| 1) Original Question & Solution | (Unit Five – Quadratic Functions & Equations: Skills Check, Question #5) |
| a) Original Question |  |
| b) Original Solution |  |
| c) Reflection | When I got the original solution, I was not aware that you needed to complete the square in order to find the final solution; I thought you could simply factor out the 5 and then get it into standard form but I soon discovered that it wasn’t possible because you would need a perfect square in order to get it into standard form. This was a broader conceptional error because I would have gotten the correct answer if I knew that the key component/ first step to getting the solution is to firstly start by completing the squares and not by factoring out the greatest common factor. |
| 2) Corrected Solution |  |
| a) Correct Solution | 1. The first step is complete the square; you would take 5x^2+20x (from the original question and factor out the 5 just from 5x^2+20x (not including the negative 10), so now you’re left with y=5(x^2+4x)-10.
2. Now, you need to completely complete the square; so, you would take the 2nd number factored in the bracket (in this case, 4) and multiply by ½ and then square it; (4 x ½) = 2^2 = 4. You’re now left with y=5(x^2+4x+4__)-10. 3. After, you have got to minus the value that you have just found inside the brackets as well (-4) because then it will balance it out making it equal, so that it won’t mess with the original values.
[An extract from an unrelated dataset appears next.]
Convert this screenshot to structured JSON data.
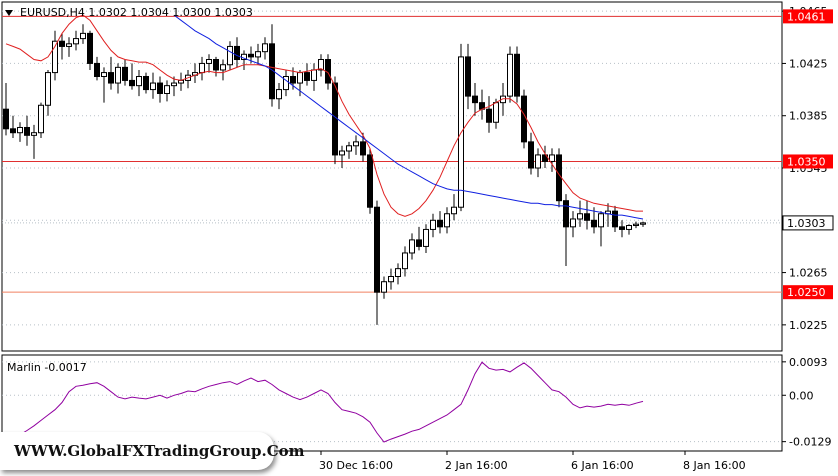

Now, we’ve got y=5(x^2+4x+4-4)-10. 4. To complete the square, we have got to multiply the 5 by -4 to get it out of the bracket so we can form a perfect square; 5(x^2+4x+4)-20-10. 5. We are now able to simplify it by simplifying the numbers out of the bracket (-20-10) and forming the perfect square; we now will get the final solution, 5(x+2)^2-30. |
| 3) Core Competency Reflection | These past few mistakes as learning assignments have improved many of the core competencies; however, for this assignment specifically, my critical thinking has improved because it is needed to figure out each and every step and finding out exactly what I did wrong and finding the correct solution through each step, thoroughly by each detail; then, being able to teach it to someone by explaining my steps improved my understanding (even now). With that, I will also be analyzing my whole thought process and be able to see plenty of growth in my knowledge now. |